Creating an Automation

To create an automation, start by defining a saved search in the Observability dashboard. The saved search determines which logs your automation will act on. Once you’ve created a saved search:
  1. Click the “Add automation” button to configure the automation
  2. Give your automation a descriptive name that clearly indicates its purpose (e.g., “Add to Guardrail Review” or “Add to Router Golden Dataset”)
  3. Select the automation type (Review Queue, Dataset, Run Evals, or Notify)
  4. Configure the specific options for your automation type:
    • For review queues: select the queue and assignees
    • For datasets: choose the target prompt or agent and dataset
    • For evals: select the target prompt or agent and which evaluations to run
    • For Slack notifications: configure the channel and thresholds
  5. Set your sampling frequency (hourly, daily, or weekly)
  6. Set the limit for maximum completions per sampling period
  7. Choose your sampling strategy (random or most recent)
  8. Click “Save”
Your automation will now run in the background according to the schedule you configured, continuously processing new completions that match your filter criteria.

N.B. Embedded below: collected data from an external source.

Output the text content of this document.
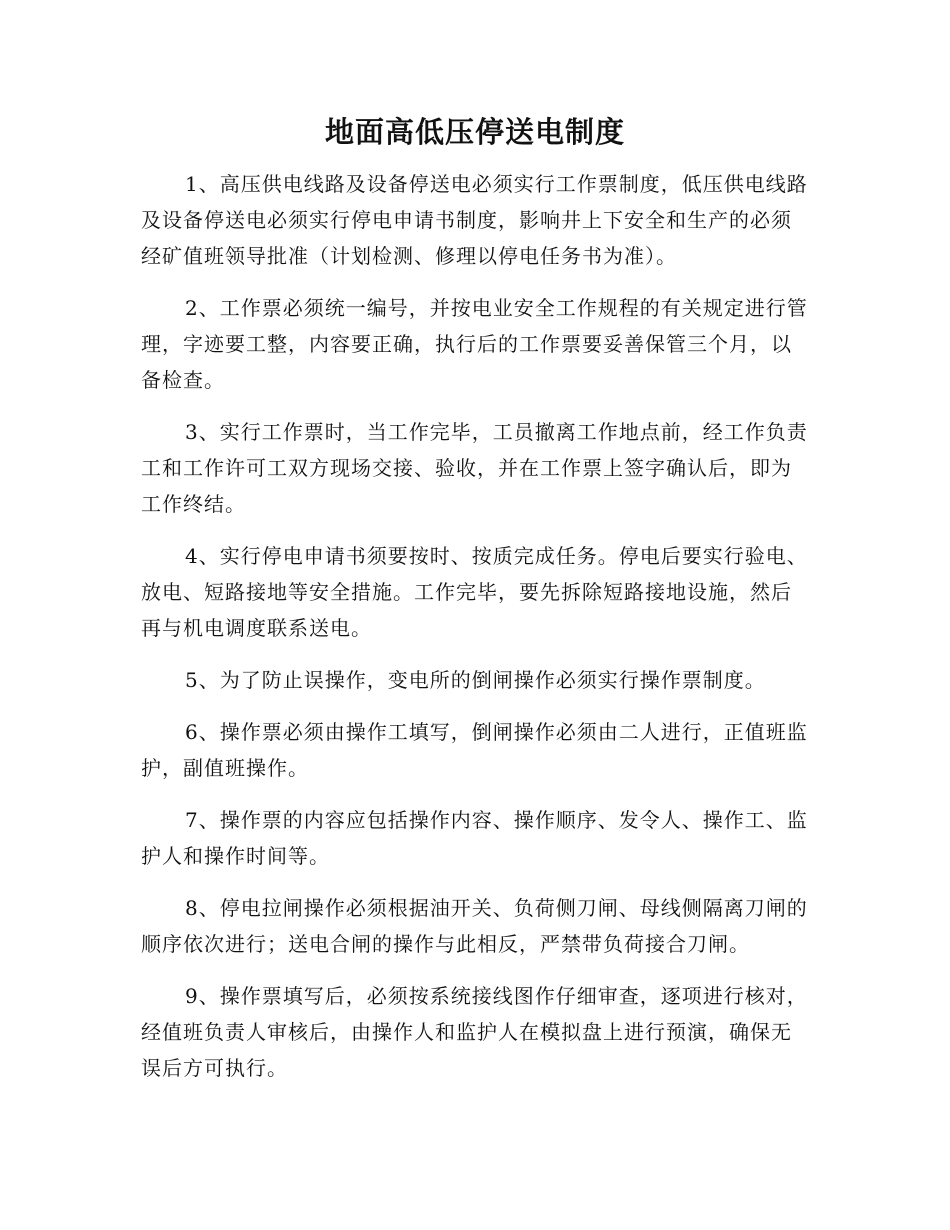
地面高低压停送电制度

1、高压供电线路及设备停送电必须实行工作票制度，低压供电线路及设备停送电必须实行停电申请书制度，影响井上下安全和生产的必须经矿值班领导批准（计划检测、修理以停电任务书为准）。

2、工作票必须统一编号，并按电业安全工作规程的有关规定进行管理，字迹要工整，内容要正确，执行后的工作票要妥善保管三个月，以备检查。

3、实行工作票时，当工作完毕，工员撤离工作地点前，经工作负责工和工作许可工双方现场交接、验收，并在工作票上签字确认后，即为工作终结。

4、实行停电申请书须要按时、按质完成任务。停电后要实行验电、放电、短路接地等安全措施。工作完毕，要先拆除短路接地设施，然后再与机电调度联系送电。

5、为了防止误操作，变电所的倒闸操作必须实行操作票制度。

6、操作票必须由操作工填写，倒闸操作必须由二人进行，正值班监护，副值班操作。

7、操作票的内容应包括操作内容、操作顺序、发令人、操作工、监护人和操作时间等。

8、停电拉闸操作必须根据油开关、负荷侧刀闸、母线侧隔离刀闸的顺序依次进行；送电合闸的操作与此相反，严禁带负荷接合刀闸。

9、操作票填写后，必须按系统接线图作仔细审查，逐项进行核对，经值班负责人审核后，由操作人和监护人在模拟盘上进行预演，确保无误后方可执行。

Managing Saved Searches and Automations

Screenshot 2025 12 16 At 2 46 09 PM All saved searches and their associated automations are visible in the Observability dashboard. From this view, you can edit automation configurations to adjust frequency, limits, or filter criteria. You can also delete saved searches or automations you no longer need. Monitor automation results regularly to ensure they’re capturing the data you expect and taking the intended actions. You can adjust configurations as your needs evolve or as you learn more about your data patterns.

Best Practices

Start with specific filters: The more targeted your filter, the more useful your saved search or automation will be. Broad filters may capture too much irrelevant data, while specific filters surface exactly what you need to monitor, review, or test. Use descriptive names: Name saved searches and automations clearly so your entire team understands their purpose at a glance (e.g., “Low Score Completions” for a saved search, or “Auto-Add Low Scores to Review” for an automation). Set appropriate limits: Start with conservative sampling limits and adjust based on the volume of matching completions. You can always increase limits if you’re not capturing enough data, but starting too high may overwhelm review queues or datasets. Share important monitors: When you create a saved search that tracks critical metrics or patterns (like guardrail failures or low customer satisfaction), share it with your team so everyone can monitor these conditions together. Combine automation types: Use multiple automations on the same saved search for different purposes. For example, you might both add low-scoring completions to a review queue AND notify your team when they exceed a threshold. Monitor results regularly: Check your saved searches to understand data patterns and verify that automations are capturing the data you expect. Adjust filter criteria or automation configurations as needed based on what you learn.

Common Workflows

Quality Assurance Workflow

Filter for completions with low evaluation scores on critical evaluation criteria. Add an automation to route them to a review queue for further human review. Set up a second automation to notify your team when the volume of low-scoring completions exceeds a threshold, indicating a potential system issue.

Golden Dataset Building

Filter for human-reviewed completions that have high evaluation scores and represent successful interactions. Automatically add them to your golden dataset for regression testing. This ensures your test suite continuously grows with validated, real-world examples.

Guardrail Monitoring

Filter for completions where guardrails were triggered (such as PII detection, toxicity filters, or policy violations). Add an automation to route these to a review queue so your team can analyze why guardrails fired. Set up notifications to alert your security or compliance team when guardrail triggers spike, indicating potential issues.

Cost Optimization

Filter for high-cost agent traces that use excessive tokens. Run additional evaluations on these to assess whether the quality justifies the cost. Route borderline cases to a review queue so your team can determine if optimizations are needed.